Upon analyzing the documents, the police concluded that the money supposedly used to pay for the vehicle rentals – at least in the case of Rejane Dias – was intended to “divert public resources in favor of the investigated companies and the accused herself.” Messages found on the rental company’s computers revealed that the then former first lady received gifts such as perfumes, jewelry, and some “loans” in cash. After her husband’s inauguration, when the scheme was already in operation, she used two luxury cars, both gifted by the company: a Trailblazer and a Corolla, which cost 331,000 reais. The rental agency also provided two other cars for the governor’s brother-in-law and sent 100,000 reais to his account – money that, according to the Federal Police, had Rejane Dias as the true recipient. The TCE counselor was charged at the end of last year with criminal organization, corruption, and money laundering. Summoned to testify, she said the accusations were unfounded and the investigation completely illegal.
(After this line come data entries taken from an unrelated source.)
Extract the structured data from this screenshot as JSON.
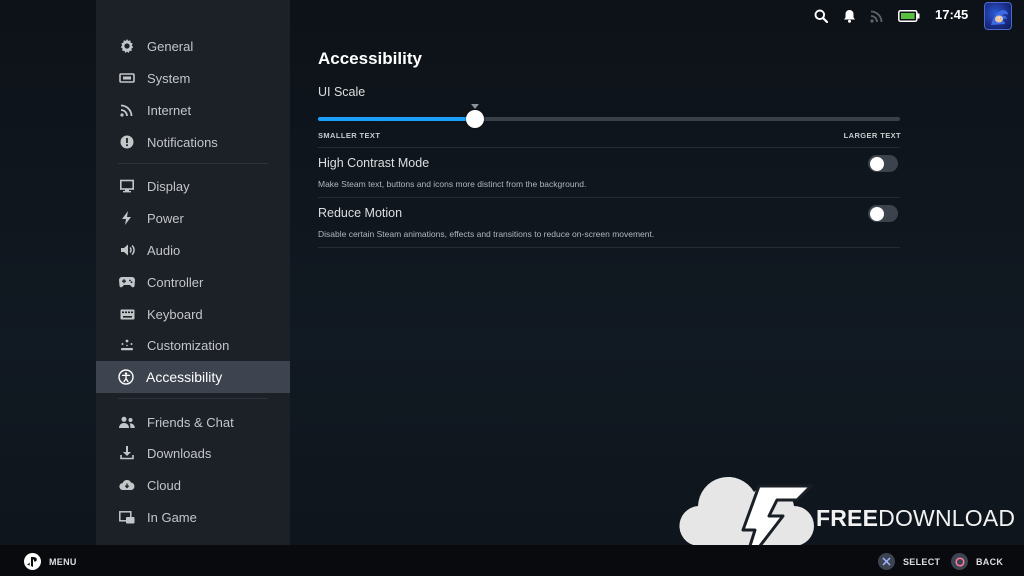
{
  "app": {
    "page_title": "Accessibility"
  },
  "statusbar": {
    "time": "17:45",
    "icons": [
      "search-icon",
      "bell-icon",
      "wifi-icon",
      "battery-icon"
    ]
  },
  "sidebar": {
    "items": [
      {
        "label": "General",
        "icon": "gear-icon"
      },
      {
        "label": "System",
        "icon": "system-icon"
      },
      {
        "label": "Internet",
        "icon": "wifi-icon"
      },
      {
        "label": "Notifications",
        "icon": "alert-icon"
      },
      {
        "label": "Display",
        "icon": "monitor-icon"
      },
      {
        "label": "Power",
        "icon": "lightning-icon"
      },
      {
        "label": "Audio",
        "icon": "speaker-icon"
      },
      {
        "label": "Controller",
        "icon": "gamepad-icon"
      },
      {
        "label": "Keyboard",
        "icon": "keyboard-icon"
      },
      {
        "label": "Customization",
        "icon": "sparkle-icon"
      },
      {
        "label": "Accessibility",
        "icon": "accessibility-icon",
        "active": true
      },
      {
        "label": "Friends & Chat",
        "icon": "friends-icon"
      },
      {
        "label": "Downloads",
        "icon": "download-icon"
      },
      {
        "label": "Cloud",
        "icon": "cloud-icon"
      },
      {
        "label": "In Game",
        "icon": "in-game-icon"
      }
    ]
  },
  "settings": {
    "ui_scale": {
      "label": "UI Scale",
      "value_fraction": 0.27,
      "min_label": "SMALLER TEXT",
      "max_label": "LARGER TEXT"
    },
    "high_contrast": {
      "title": "High Contrast Mode",
      "description": "Make Steam text, buttons and icons more distinct from the background.",
      "enabled": false
    },
    "reduce_motion": {
      "title": "Reduce Motion",
      "description": "Disable certain Steam animations, effects and transitions to reduce on-screen movement.",
      "enabled": false
    }
  },
  "bottombar": {
    "menu_label": "MENU",
    "select_label": "SELECT",
    "back_label": "BACK"
  },
  "watermark": {
    "bold": "FREE",
    "light": "DOWNLOAD"
  },
  "colors": {
    "accent": "#1a9fff",
    "sidebar_bg": "#1c2027",
    "active_bg": "#3d4450"
  }
}
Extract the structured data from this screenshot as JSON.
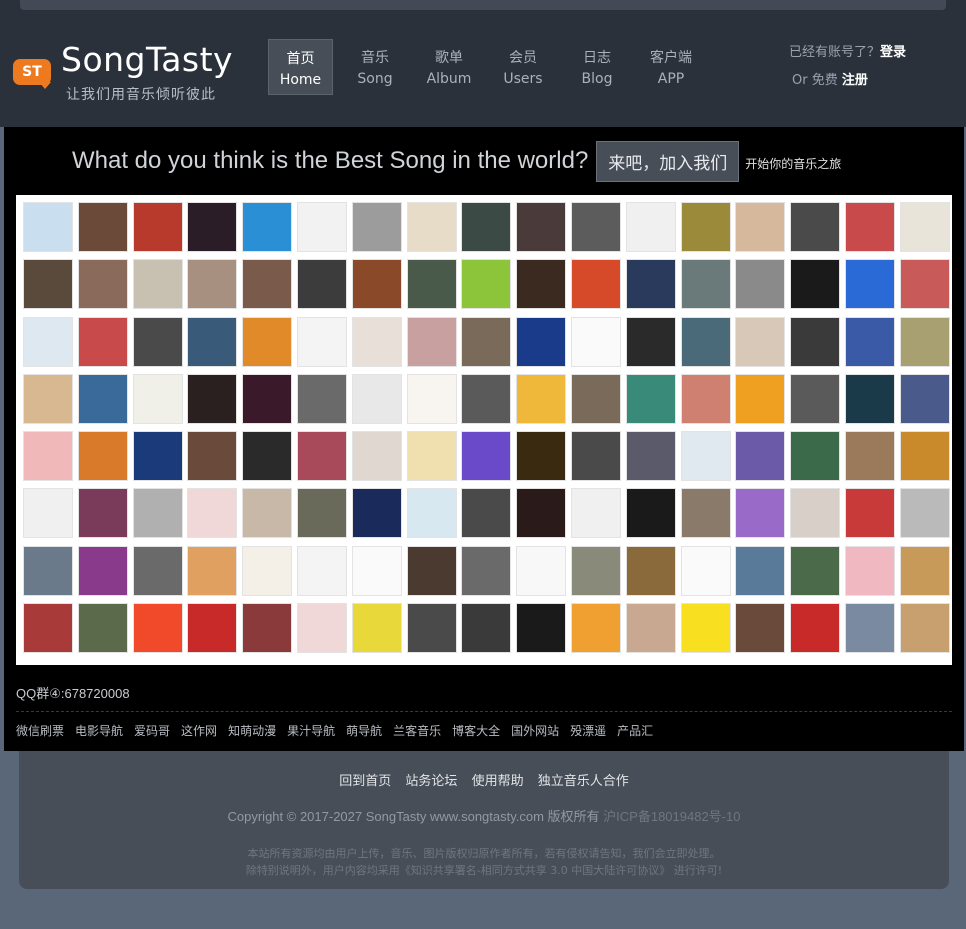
{
  "header": {
    "logo_badge": "ST",
    "brand": "SongTasty",
    "slogan": "让我们用音乐倾听彼此",
    "nav": [
      {
        "cn": "首页",
        "en": "Home",
        "active": true
      },
      {
        "cn": "音乐",
        "en": "Song"
      },
      {
        "cn": "歌单",
        "en": "Album"
      },
      {
        "cn": "会员",
        "en": "Users"
      },
      {
        "cn": "日志",
        "en": "Blog"
      },
      {
        "cn": "客户端",
        "en": "APP"
      }
    ],
    "auth": {
      "has_account": "已经有账号了？",
      "login": "登录",
      "or_free": "Or 免费",
      "register": "注册"
    }
  },
  "hero": {
    "question": "What do you think is the Best Song in the world?",
    "join_button": "来吧，加入我们",
    "tip": "开始你的音乐之旅"
  },
  "avatar_colors": [
    "#c9dff0",
    "#6b4a3a",
    "#b83a2c",
    "#2a1d28",
    "#2b8fd6",
    "#f2f2f2",
    "#9c9c9c",
    "#e6dcc8",
    "#3b4a44",
    "#4a3a3a",
    "#5c5c5c",
    "#f0f0f0",
    "#9a8a3a",
    "#d6b89c",
    "#4a4a4a",
    "#c94a4a",
    "#e8e4da",
    "#5a4a3c",
    "#8a6a5a",
    "#c8c0b0",
    "#a89080",
    "#7a5a4a",
    "#3c3c3c",
    "#8a4a2a",
    "#4a5a4a",
    "#8cc43a",
    "#3a2a20",
    "#d64a2a",
    "#2a3a5c",
    "#6a7a7a",
    "#8a8a8a",
    "#1a1a1a",
    "#2a6ad6",
    "#c85a5a",
    "#dde8f0",
    "#c84a4a",
    "#4a4a4a",
    "#3a5a7a",
    "#e08a2a",
    "#f4f4f4",
    "#e8e0d8",
    "#c8a0a0",
    "#7a6a5a",
    "#1a3a8a",
    "#fafafa",
    "#2a2a2a",
    "#4a6a7a",
    "#d8c8b8",
    "#3a3a3a",
    "#3a5aa8",
    "#a8a070",
    "#d8b890",
    "#3a6a9a",
    "#f0f0e8",
    "#2a2020",
    "#3a1a2a",
    "#6a6a6a",
    "#e8e8e8",
    "#f8f4f0",
    "#5a5a5a",
    "#f0b83a",
    "#7a6a5a",
    "#3a8a7a",
    "#d08070",
    "#f0a020",
    "#5a5a5a",
    "#1a3a4a",
    "#4a5a8a",
    "#f0b8b8",
    "#d87a2a",
    "#1a3a7a",
    "#6a4a3a",
    "#2a2a2a",
    "#a84a5a",
    "#e0d8d0",
    "#f0e0b0",
    "#6a4ac8",
    "#3a2a10",
    "#4a4a4a",
    "#5a5a6a",
    "#e0e8f0",
    "#6a5aa8",
    "#3a6a4a",
    "#9a7a5a",
    "#c88a2a",
    "#f0f0f0",
    "#7a3a5a",
    "#b0b0b0",
    "#f0d8d8",
    "#c8b8a8",
    "#6a6a5a",
    "#1a2a5a",
    "#d8e8f0",
    "#4a4a4a",
    "#2a1a1a",
    "#f0f0f0",
    "#1a1a1a",
    "#8a7a6a",
    "#9a6ac8",
    "#d8d0c8",
    "#c83a3a",
    "#bababa",
    "#6a7a8a",
    "#8a3a8a",
    "#6a6a6a",
    "#e0a060",
    "#f4f0e8",
    "#f4f4f4",
    "#fafafa",
    "#4a3a30",
    "#6a6a6a",
    "#f8f8f8",
    "#8a8a7a",
    "#8a6a3a",
    "#fafafa",
    "#5a7a9a",
    "#4a6a4a",
    "#f0b8c0",
    "#c89a5a",
    "#a83a3a",
    "#5a6a4a",
    "#f04a2a",
    "#c82a2a",
    "#8a3a3a",
    "#f0d8d8",
    "#e8d83a",
    "#4a4a4a",
    "#3a3a3a",
    "#1a1a1a",
    "#f0a030",
    "#c8a890",
    "#f8e020",
    "#6a4a3a",
    "#c82a2a",
    "#7a8aa0",
    "#c8a070"
  ],
  "qq": "QQ群④:678720008",
  "friend_links": [
    "微信刷票",
    "电影导航",
    "爱码哥",
    "这作网",
    "知萌动漫",
    "果汁导航",
    "萌导航",
    "兰客音乐",
    "博客大全",
    "国外网站",
    "殁漂遥",
    "产品汇"
  ],
  "footer": {
    "links": [
      "回到首页",
      "站务论坛",
      "使用帮助",
      "独立音乐人合作"
    ],
    "copyright": "Copyright © 2017-2027 SongTasty www.songtasty.com 版权所有 ",
    "icp": "沪ICP备18019482号-10",
    "notice_1": "本站所有资源均由用户上传，音乐、图片版权归原作者所有，若有侵权请告知，我们会立即处理。",
    "notice_2": "除特别说明外，用户内容均采用《知识共享署名-相同方式共享 3.0 中国大陆许可协议》 进行许可!"
  }
}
The name of Minister Wellington Dias is mentioned more than a dozen times in the Federal Police report. In addition to the “courtesies” and suspicious appointments, investigators identified a curious coincidence involving the then governor. Through geolocation data collected from the cell phones of one of the criminals, it was discovered that he followed the same route on the dates of contract payments. He went to the bank, withdrew the money, went to the company, and from there, to the headquarters of the Piauí government. “There are records of Paula Rodrigues’ location history at Palácio Karnak, the state government headquarters and where Wellington Dias, governor and husband of deputy and former Secretary of Education Rejane Dias, works,” says the PF report. Paula Rodrigues was the financial manager of the gang. The minister is not among the suspects. When contacted, he declined to comment. On Tuesday the 30th, Transparency International released the corruption perception ranking in 180 countries. Brazil ranks a shameful 104th.